Les rudiments du chinois classique (3ème partie)
À travers cet article, j'aimerais vous faire découvrir la beauté cachée du chinois classique.
Récemment, j'ai lu la pièce "Mémorial de la Tour de Yueyang", écrite par l'homme d'État et philosophe Fan Zhongyan (989-1052 de l'ère chrétienne) sous la dynastie Song.
La première fois que j'ai entendu quelqu'un lire cette pièce à haute voix, je l'ai trouvée théâtrale, exagérée et ostentatoire. Mais, après avoir étudié le texte, en avoir compris le sens et apprécié l'élégance du vocabulaire et du phrasé, je réalise maintenant que cela reflète précisément la grandeur de cette œuvre littéraire.
"Mémorial de la Tour de Yueyang" a été écrit par Fan Zhongyan pour un ami gouverneur qui reconstruisait la tour en question. Soit dit en passant, bien que cet article décrive de façon imagée la tour et ses environs, Fan était à des kilomètres de là lorsqu'il l'a rédigé.
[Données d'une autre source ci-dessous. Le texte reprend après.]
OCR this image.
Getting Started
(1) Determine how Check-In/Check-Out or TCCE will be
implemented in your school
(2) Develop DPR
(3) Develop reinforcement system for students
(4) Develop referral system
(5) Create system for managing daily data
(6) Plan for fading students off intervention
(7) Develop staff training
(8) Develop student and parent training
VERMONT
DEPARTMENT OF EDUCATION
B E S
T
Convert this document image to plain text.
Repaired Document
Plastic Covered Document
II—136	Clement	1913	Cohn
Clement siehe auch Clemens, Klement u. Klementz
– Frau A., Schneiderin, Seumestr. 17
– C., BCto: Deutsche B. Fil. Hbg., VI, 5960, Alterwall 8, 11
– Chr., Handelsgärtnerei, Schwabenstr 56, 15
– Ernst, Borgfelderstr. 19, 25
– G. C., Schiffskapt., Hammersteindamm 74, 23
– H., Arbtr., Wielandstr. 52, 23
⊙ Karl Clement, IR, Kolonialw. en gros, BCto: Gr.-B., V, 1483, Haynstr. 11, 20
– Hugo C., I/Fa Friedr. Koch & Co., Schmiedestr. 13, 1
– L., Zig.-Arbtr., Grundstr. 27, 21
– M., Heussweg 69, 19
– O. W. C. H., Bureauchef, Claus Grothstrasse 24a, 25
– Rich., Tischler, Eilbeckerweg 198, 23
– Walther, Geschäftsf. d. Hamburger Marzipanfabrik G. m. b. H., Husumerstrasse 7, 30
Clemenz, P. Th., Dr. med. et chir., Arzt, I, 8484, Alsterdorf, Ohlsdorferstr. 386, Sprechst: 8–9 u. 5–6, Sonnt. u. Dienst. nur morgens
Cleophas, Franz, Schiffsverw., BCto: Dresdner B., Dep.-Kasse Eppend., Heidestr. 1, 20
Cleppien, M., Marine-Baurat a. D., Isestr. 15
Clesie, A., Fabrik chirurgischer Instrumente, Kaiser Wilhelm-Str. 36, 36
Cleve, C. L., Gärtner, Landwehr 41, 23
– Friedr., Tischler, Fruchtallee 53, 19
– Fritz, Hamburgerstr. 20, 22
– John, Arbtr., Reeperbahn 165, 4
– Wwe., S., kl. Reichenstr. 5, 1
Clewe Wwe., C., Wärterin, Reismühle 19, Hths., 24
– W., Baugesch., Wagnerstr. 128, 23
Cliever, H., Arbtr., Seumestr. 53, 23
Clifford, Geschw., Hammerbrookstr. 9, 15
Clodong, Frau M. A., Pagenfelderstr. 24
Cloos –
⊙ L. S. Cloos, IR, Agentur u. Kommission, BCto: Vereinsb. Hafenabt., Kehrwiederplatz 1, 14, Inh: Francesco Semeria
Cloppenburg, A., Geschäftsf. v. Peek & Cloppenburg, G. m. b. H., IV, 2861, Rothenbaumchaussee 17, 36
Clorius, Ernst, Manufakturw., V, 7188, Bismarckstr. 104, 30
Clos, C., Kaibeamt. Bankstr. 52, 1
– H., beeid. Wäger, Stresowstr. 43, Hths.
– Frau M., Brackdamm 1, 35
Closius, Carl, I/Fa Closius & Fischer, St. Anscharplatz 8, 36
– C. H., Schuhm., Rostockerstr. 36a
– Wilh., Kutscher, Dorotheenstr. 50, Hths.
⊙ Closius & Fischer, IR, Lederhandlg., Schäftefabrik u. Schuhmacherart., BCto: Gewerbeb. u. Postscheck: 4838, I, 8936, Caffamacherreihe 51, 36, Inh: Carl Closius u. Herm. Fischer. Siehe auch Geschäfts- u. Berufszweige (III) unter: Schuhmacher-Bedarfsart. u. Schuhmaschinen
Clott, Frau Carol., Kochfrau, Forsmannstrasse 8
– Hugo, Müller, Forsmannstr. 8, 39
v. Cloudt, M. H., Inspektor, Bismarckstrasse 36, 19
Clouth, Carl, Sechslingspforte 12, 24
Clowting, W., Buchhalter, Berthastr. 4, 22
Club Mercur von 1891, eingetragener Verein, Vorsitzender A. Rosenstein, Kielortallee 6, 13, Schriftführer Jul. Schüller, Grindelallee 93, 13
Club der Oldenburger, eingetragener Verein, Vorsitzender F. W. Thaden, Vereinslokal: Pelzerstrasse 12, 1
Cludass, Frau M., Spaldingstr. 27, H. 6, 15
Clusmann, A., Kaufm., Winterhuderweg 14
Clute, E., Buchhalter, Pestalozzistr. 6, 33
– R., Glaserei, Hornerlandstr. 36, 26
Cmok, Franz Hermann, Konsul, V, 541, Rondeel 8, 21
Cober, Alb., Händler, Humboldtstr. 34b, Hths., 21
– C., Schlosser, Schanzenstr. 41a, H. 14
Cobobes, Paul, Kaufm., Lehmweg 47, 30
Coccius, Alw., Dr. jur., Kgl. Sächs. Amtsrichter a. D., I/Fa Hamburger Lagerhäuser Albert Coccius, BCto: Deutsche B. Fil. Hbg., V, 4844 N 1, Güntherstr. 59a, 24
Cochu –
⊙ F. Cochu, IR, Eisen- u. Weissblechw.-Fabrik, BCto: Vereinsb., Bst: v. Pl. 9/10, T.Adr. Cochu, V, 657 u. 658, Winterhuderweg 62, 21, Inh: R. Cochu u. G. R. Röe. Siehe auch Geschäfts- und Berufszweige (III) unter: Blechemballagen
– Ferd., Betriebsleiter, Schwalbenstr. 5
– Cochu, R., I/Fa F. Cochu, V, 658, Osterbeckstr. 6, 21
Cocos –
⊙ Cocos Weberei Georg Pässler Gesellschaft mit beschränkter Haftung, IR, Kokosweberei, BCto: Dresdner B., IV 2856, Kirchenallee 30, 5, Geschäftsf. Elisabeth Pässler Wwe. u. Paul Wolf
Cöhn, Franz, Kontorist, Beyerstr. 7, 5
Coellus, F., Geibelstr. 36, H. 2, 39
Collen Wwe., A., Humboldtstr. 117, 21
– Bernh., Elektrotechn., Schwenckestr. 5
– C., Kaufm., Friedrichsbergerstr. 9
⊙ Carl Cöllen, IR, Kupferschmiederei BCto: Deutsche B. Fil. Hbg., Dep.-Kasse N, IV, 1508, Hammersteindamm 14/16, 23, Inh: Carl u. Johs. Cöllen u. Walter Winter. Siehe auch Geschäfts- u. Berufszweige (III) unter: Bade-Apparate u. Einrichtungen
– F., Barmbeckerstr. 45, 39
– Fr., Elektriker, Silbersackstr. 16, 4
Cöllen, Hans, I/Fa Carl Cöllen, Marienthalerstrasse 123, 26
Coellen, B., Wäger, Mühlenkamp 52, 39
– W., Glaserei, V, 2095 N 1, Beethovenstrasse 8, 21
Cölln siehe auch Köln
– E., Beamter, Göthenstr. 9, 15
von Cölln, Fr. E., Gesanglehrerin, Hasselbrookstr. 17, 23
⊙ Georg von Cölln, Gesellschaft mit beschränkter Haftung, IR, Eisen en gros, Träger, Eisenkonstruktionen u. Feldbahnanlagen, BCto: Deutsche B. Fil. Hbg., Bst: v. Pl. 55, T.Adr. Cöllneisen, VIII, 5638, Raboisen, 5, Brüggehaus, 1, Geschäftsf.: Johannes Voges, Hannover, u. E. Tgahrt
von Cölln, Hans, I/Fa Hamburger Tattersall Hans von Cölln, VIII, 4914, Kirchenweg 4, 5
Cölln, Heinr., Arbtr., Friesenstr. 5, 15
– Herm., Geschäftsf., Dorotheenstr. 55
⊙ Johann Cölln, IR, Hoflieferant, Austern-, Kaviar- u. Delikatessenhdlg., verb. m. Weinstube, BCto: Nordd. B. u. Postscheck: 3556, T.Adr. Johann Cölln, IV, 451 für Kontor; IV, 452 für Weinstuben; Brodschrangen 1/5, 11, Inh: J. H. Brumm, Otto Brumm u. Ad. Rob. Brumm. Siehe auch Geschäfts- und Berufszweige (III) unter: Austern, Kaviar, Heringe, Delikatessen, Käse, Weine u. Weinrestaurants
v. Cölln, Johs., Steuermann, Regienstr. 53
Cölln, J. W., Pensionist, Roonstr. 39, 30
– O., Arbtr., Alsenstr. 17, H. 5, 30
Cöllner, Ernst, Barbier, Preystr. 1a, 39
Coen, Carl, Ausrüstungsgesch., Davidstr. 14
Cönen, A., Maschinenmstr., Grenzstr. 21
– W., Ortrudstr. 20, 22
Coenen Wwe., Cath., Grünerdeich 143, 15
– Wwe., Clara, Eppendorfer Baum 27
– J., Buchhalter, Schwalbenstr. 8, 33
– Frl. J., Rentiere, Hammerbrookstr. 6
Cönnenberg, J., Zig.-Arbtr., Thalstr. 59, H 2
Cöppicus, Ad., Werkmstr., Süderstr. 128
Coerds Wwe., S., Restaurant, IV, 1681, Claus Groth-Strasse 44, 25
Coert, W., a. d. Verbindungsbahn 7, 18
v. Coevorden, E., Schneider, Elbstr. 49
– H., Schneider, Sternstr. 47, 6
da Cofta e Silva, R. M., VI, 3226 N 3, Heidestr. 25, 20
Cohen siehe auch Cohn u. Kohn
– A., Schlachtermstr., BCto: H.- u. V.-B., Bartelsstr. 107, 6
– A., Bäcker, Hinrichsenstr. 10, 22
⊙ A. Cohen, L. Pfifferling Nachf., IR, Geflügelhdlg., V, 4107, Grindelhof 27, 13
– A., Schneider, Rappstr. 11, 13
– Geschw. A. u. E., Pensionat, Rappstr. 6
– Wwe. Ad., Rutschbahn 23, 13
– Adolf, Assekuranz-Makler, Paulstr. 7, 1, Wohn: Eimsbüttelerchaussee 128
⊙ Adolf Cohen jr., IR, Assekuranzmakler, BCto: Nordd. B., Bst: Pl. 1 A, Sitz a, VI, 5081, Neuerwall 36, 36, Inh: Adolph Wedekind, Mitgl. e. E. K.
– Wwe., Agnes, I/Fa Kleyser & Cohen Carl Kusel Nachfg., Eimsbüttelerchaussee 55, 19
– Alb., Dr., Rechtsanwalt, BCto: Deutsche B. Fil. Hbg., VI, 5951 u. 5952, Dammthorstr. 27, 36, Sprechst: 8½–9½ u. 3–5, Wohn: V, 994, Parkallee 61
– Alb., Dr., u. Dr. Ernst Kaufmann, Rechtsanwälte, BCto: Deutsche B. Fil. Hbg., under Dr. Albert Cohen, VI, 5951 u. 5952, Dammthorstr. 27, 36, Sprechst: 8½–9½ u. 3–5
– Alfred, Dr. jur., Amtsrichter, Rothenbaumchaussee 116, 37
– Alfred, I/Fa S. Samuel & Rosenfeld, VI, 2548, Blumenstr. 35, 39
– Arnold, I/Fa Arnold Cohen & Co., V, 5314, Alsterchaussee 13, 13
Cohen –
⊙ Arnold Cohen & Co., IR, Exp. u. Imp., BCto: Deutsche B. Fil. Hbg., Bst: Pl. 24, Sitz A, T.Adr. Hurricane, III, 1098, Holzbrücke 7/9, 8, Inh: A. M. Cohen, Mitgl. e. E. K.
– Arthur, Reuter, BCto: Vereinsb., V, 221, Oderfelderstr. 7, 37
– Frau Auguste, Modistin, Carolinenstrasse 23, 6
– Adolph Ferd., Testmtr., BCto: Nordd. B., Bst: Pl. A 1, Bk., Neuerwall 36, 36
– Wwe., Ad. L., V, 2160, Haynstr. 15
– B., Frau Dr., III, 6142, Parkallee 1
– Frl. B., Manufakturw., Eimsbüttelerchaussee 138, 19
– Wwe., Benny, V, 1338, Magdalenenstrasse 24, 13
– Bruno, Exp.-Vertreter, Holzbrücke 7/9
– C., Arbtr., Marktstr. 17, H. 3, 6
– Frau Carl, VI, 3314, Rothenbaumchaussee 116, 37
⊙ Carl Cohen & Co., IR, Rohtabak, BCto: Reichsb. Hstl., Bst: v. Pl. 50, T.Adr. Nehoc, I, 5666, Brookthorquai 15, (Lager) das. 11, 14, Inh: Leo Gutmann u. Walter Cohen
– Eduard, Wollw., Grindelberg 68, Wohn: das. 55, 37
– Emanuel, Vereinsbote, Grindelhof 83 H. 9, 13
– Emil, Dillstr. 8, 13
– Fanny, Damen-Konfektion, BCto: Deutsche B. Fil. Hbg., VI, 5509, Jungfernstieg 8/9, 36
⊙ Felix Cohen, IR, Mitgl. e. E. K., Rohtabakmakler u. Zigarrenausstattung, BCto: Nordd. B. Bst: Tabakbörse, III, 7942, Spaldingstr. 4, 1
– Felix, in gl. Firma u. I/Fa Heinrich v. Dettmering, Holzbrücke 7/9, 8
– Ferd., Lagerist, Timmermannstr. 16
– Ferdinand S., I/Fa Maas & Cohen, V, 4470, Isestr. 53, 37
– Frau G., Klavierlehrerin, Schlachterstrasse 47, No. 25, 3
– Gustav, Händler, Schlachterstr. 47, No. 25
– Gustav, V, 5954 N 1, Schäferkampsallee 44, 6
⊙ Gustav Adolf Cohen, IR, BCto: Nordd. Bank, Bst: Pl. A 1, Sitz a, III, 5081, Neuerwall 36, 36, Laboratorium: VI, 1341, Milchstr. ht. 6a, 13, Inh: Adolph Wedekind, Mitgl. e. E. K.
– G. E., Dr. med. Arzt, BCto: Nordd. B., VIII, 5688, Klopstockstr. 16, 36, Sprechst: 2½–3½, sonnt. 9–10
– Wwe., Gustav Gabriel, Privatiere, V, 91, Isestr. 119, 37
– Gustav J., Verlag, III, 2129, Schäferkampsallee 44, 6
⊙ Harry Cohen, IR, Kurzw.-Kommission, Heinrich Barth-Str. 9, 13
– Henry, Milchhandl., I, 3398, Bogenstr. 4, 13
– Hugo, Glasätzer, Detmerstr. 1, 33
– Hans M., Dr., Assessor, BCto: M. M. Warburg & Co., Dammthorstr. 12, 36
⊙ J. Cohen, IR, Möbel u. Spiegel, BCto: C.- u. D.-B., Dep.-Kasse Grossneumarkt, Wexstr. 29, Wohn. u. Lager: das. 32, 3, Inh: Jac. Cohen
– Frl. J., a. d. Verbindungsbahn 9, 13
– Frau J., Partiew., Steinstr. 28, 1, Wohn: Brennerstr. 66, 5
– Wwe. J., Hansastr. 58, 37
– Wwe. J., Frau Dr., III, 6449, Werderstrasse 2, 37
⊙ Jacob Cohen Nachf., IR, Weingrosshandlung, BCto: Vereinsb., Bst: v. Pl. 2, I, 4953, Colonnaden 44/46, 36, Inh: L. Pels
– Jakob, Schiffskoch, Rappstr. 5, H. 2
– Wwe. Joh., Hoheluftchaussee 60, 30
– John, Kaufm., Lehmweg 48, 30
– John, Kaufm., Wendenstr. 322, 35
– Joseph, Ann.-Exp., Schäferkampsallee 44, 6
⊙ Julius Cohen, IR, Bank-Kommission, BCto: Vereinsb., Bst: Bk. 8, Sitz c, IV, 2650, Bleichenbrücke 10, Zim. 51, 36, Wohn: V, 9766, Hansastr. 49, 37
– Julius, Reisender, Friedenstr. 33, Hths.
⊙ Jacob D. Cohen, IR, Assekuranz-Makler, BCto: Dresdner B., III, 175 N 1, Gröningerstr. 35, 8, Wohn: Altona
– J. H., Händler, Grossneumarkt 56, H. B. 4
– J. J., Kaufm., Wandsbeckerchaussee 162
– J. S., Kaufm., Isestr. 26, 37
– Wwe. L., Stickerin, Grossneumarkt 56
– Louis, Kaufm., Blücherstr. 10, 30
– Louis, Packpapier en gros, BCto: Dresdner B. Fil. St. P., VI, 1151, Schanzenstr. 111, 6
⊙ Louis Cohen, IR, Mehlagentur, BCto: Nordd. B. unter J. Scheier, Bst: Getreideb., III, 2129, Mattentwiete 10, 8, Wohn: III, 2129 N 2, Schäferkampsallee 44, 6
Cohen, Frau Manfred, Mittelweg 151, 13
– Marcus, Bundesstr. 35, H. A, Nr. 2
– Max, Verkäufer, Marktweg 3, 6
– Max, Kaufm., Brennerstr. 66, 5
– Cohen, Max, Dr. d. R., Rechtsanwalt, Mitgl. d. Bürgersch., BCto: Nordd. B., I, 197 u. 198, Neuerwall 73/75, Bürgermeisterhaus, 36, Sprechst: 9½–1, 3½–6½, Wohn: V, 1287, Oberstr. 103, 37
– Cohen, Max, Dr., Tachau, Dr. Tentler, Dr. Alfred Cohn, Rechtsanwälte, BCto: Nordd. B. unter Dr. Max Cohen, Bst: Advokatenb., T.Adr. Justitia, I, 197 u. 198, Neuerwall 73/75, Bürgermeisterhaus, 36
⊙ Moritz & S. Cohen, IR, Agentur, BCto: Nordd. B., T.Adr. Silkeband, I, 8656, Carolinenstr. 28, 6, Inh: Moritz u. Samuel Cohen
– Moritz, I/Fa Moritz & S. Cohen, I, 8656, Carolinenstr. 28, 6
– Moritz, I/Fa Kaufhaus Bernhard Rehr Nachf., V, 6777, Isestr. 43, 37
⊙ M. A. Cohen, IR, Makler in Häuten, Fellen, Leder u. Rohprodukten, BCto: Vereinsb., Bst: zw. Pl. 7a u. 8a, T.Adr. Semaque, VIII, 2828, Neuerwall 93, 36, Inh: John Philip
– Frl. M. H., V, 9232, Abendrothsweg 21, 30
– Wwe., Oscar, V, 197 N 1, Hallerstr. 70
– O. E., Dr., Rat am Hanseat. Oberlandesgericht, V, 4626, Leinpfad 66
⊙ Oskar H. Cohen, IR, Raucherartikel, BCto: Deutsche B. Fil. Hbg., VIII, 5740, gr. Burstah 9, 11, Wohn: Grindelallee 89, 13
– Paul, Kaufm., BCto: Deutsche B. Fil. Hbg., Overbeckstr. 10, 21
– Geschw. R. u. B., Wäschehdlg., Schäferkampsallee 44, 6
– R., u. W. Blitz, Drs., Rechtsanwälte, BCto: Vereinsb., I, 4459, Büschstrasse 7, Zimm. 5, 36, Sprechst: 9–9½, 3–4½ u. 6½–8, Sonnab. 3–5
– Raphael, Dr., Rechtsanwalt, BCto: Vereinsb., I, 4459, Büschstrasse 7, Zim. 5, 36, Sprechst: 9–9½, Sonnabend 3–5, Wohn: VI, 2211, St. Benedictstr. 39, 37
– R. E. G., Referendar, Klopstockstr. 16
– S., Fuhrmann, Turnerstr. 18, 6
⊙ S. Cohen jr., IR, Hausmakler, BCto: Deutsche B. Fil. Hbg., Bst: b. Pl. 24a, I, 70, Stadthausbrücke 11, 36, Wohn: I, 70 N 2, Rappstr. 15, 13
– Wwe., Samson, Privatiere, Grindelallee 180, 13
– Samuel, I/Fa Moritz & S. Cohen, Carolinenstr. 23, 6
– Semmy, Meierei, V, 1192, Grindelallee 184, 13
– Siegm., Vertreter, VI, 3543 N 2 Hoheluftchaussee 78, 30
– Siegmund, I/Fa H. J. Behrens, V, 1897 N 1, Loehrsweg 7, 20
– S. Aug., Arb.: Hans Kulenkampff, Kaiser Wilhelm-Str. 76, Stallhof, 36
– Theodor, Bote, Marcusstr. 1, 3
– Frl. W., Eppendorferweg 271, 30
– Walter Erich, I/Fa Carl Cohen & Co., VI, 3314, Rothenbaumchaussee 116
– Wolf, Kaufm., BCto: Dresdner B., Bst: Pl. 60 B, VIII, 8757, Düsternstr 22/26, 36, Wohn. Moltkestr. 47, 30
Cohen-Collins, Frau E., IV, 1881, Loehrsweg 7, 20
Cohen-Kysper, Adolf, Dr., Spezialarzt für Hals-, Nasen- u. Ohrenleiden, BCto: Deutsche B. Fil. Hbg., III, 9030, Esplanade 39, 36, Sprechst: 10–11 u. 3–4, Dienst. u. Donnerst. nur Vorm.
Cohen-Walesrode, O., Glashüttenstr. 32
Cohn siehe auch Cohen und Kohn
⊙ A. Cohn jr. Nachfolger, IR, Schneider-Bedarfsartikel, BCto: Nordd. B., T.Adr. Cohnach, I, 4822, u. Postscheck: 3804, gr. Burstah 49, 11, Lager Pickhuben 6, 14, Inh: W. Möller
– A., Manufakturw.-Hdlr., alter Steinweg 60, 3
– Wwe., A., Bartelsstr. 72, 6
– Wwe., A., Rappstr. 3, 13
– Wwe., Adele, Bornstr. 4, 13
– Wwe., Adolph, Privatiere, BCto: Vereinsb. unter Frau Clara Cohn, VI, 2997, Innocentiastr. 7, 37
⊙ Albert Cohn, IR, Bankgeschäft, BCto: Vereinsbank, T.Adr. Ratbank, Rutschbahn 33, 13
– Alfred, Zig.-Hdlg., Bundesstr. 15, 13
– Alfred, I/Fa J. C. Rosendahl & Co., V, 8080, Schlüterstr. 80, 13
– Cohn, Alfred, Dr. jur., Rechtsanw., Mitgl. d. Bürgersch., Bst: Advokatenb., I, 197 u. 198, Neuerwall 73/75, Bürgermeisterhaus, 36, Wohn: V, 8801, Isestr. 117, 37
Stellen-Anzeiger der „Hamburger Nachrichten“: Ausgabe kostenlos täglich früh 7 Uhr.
Il avait seulement reçu une peinture de la tour, jointe à la demande de son ami. Il l'a entièrement décrite en faisant appel à son imagination.
Et c'est, je pense, l'élément le plus marquant du chinois classique : celui qui permet de mêler l'imagination de l'auteur et les idées du lecteur. Le chinois classique suggère les choses de manière subtile et implicite, laissant au lecteur la flexibilité d'interpréter les mots librement, sans une abondance d'explications.
De nos jours, de nombreux chinois considèrent le chinois classique comme archaïque, trop complexe et opaque. Ils se plaignent du fait que, pour comprendre le chinois classique, il faut disposer d'un vaste lexique et d'une connaissance approfondie des textes anciens et des références historiques.
Cependant je pense que c'est une bonne chose. Pour moi, une langue nécessitant un certain niveau de connaissances est profitable à la société. La tendance moderne à la messagerie instantanée, aux tweets, aux textos et aux hashtags ne sert qu'à transformer l'écriture quotidienne en une sténographie paresseuse de oklm, lol, sava, #sans signification. Pour communiquer rapidement des idées, c'est très bien. Mais je pense qu'il n'y a rien de mal à utiliser une manière plus complexe pour nous exprimer et faire preuve de finesse pour refléter nos pensées.
J'admets que le chinois moderne est plus accessible, plus facile à analyser et beaucoup plus simple à écrire. Mais le chemin le plus facile n'est pas forcément le meilleur.
Pensez à votre roman préféré, celui que vous aviez adoré dans votre enfance, où tous les personnages semblaient prendre vie sur la page, où chaque scène a été fermement imprégnée dans votre imaginaire...
...Et puis il est devenu film, avec des acteurs dont l'apparence est complètement différente de celle que vous aviez imaginée, avec des scènes complètement différentes de celles dont vous aviez rêvées, dans un monde méconnaissable de celui que vous aviez dépeint. Le film est facile ; pas besoin de lire, pas besoin de réfléchir, il suffit de s'asseoir, de se détendre et d'apprécier.
Mais avec un film, il n'y a pas de place pour voir autrement. Ni pour imaginer autrement, ni pour rêver autrement.
La richesse du chinois classique ne réside pas seulement dans ce qui est écrit, mais également dans ce qui ne l'est pas, dans ce qui n'est pas explicitement expliqué. La richesse du chinois classique réside en la faculté de stimuler la réflexion propre à chacun.